特定秘密法が曖昧さと危惧を山ほど残したままま国会で強行採決され、国家主義、排外主義へ加速することが大いに懸念される今、私たちのまち・東村山において、「基本理念」や「基本原則」を明確に掲げ、「市が保有する情報は市民のものである」と明記した本条例が提案、審議され、スタートを切ろうとしていることの値打ちは大変大きいと考えています。

7年前の12月議会最終日は、18,000筆近くの法定有効署名を添えた「東村山駅西口再開発」を巡る住民投票条例案が、事前の予測を覆して議会において可否同数となり、議長裁決で否決と決した日です。その徒労感たるや大変なものでしたが、一週間後、御用納めの日に、前市長の突然の退陣会見が開かれ、4か月後には現市政が誕生しました。当市にとって、敵か味方か、与党か野党かという不毛の対立から、新たな時代の扉が開かれた歴史的な時であったと確信しています。

住民投票が濫発されることを危惧するような意見が今日もありましたが、限られた期間に2万筆を集めるということは、本当に大変なことですし、まさに伝家の宝刀であります。
自分たちに決めさせてほしいという住民の意思は大変重いものと受け止めるべきだと考えます。ハードルとしては今少し低く、という思いも残りますが、議会での議決が介在しない「実施必至型」住民投票としては有権者の1/6の発議という要件には、十分理解をするものです。

今後は、市長や部長が答弁で明言された通り、住民投票条例と見守りに関する条例の着手に取り組んでいただくとともに、本条例に照らした市政運営が貫かれること、よりオープンで風通しのよい東村山市となるよう強く願うものです。これまでに携わられた方々へのフィードバックにも間違いなく取り組んでいただきたい。

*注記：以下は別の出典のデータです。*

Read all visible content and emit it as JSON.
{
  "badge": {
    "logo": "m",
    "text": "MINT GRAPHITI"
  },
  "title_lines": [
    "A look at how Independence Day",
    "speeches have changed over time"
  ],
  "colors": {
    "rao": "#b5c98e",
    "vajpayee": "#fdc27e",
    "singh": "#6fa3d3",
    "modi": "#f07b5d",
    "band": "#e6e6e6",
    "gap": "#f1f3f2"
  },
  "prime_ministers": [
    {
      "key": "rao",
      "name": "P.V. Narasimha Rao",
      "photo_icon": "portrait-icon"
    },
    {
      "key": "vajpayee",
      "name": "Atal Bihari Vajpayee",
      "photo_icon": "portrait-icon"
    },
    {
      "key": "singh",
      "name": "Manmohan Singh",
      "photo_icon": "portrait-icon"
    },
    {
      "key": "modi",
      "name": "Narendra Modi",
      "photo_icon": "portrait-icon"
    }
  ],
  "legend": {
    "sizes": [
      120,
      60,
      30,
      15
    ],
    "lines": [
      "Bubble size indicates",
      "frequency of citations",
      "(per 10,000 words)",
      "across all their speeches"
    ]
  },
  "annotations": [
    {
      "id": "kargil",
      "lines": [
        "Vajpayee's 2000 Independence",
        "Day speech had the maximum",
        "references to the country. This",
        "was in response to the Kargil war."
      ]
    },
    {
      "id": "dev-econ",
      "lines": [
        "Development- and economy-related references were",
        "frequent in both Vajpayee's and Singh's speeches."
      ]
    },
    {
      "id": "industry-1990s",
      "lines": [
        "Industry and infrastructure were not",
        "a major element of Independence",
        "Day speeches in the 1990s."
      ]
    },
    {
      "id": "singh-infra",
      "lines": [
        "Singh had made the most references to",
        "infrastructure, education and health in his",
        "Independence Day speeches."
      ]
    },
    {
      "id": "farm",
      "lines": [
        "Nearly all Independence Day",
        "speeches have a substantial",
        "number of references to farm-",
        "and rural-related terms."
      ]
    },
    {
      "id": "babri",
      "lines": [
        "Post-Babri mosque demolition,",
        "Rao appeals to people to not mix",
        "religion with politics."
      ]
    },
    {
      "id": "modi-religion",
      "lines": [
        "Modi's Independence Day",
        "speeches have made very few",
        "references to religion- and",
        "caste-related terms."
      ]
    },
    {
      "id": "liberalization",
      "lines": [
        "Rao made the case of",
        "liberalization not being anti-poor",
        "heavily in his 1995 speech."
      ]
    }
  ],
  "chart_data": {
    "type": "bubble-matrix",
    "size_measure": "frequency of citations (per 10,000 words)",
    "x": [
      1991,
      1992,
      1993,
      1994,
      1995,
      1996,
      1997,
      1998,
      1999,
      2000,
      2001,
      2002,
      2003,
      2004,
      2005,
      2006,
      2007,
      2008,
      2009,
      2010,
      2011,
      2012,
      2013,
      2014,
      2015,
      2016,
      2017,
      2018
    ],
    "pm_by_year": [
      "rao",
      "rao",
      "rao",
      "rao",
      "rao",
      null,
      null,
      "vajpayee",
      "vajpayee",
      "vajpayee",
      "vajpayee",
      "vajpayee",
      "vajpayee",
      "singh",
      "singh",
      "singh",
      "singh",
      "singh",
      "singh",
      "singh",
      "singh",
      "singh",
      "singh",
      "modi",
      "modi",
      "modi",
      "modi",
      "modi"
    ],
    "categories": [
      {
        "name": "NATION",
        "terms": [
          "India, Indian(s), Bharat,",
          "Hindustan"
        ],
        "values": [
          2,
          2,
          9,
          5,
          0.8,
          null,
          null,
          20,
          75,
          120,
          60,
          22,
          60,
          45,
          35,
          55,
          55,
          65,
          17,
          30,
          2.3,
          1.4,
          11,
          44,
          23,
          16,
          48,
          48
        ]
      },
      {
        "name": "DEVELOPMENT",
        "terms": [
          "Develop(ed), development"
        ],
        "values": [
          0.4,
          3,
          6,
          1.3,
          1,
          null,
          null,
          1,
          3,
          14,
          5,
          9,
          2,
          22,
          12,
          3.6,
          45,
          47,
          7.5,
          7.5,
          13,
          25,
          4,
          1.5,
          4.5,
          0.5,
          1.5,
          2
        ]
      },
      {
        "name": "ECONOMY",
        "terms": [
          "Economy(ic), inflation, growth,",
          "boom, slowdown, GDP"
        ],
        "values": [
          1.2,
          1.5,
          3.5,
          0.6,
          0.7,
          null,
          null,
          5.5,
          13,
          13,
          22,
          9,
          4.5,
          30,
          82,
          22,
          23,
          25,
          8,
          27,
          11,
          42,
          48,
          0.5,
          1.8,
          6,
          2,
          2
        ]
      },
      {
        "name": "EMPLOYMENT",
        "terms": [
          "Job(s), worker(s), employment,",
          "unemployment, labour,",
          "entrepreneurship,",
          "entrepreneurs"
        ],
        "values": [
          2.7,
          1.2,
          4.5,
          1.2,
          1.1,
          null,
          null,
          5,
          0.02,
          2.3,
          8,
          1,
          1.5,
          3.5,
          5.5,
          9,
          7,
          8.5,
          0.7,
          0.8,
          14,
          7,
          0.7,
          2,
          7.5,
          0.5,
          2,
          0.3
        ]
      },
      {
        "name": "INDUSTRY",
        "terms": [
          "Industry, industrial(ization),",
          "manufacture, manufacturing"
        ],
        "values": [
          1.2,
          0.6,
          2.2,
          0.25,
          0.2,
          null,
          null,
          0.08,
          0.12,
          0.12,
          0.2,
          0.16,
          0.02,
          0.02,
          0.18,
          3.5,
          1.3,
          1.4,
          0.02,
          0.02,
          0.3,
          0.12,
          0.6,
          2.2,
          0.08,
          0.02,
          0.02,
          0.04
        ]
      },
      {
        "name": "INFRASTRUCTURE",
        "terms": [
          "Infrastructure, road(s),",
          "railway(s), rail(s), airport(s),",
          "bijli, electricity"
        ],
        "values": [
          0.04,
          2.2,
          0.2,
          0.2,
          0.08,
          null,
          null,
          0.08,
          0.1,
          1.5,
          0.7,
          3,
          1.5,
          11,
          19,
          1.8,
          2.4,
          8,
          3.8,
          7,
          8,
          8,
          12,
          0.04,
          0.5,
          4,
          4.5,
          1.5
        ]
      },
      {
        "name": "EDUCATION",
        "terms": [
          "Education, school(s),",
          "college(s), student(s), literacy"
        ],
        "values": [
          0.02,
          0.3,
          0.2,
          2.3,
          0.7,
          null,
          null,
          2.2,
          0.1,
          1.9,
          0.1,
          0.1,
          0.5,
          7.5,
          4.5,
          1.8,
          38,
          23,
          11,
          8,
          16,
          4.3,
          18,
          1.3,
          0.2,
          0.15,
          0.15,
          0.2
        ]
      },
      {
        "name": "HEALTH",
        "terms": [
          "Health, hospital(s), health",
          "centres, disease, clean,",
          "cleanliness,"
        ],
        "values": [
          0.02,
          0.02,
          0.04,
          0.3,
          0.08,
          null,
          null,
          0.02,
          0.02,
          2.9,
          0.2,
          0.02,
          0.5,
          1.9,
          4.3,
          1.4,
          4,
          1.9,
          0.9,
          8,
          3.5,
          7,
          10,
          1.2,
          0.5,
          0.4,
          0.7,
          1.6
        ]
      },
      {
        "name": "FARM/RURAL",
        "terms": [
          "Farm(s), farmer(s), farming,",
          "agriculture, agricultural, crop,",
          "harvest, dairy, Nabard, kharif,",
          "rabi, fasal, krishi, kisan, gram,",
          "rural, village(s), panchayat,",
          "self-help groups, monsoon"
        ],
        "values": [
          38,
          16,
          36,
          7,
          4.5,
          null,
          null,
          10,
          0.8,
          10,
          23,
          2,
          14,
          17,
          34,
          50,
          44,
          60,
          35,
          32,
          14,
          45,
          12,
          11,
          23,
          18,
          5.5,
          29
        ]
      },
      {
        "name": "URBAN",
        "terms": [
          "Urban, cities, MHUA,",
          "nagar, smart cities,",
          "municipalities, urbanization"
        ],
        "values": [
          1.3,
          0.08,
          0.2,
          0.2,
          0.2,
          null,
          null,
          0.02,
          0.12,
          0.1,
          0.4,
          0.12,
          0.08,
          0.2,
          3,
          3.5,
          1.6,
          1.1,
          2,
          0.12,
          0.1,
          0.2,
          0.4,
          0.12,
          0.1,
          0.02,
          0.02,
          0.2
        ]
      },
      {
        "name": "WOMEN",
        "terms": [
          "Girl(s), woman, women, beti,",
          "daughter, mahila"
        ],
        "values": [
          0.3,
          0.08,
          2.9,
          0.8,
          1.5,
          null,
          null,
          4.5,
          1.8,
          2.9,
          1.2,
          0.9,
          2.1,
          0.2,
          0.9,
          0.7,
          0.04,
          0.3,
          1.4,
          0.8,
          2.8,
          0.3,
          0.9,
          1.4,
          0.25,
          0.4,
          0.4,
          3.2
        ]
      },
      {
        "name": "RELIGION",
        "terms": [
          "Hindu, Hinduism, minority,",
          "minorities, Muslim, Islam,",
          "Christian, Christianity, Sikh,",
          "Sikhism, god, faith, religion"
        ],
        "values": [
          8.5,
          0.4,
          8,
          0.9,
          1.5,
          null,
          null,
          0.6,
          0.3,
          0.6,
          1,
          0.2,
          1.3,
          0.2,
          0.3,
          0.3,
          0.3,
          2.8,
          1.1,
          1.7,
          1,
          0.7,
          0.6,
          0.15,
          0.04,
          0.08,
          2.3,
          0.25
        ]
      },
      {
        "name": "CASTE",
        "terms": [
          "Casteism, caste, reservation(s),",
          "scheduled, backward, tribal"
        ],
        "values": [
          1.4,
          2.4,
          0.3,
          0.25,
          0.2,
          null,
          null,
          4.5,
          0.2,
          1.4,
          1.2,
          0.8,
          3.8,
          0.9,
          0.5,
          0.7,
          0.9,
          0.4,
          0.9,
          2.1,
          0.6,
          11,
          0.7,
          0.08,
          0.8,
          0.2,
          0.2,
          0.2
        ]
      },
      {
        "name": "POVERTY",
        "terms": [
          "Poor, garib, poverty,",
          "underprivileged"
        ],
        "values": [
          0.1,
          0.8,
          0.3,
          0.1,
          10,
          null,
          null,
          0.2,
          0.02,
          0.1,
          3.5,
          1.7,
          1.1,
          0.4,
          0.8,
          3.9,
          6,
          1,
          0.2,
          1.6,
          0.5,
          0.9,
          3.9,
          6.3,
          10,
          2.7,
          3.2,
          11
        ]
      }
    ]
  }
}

本日、私たち東村山市議会は、「市民全体の福祉向上を目指し、信頼される議会であり続けるために」、議会基本条例を多くの議員の意思によって可決しました。よりよい解のために、互いを尊重し、合意形成を図ることの大切さを身を持って理解しました。
「市民総ぐるみで自分たちのまちは自分たちでよくしていく」自治体にしたい、という市長の言葉には大いに賛同しますし、その目標に向かって、私自身も議会人の一人として切磋琢磨することを約束し、賛成の討論とします。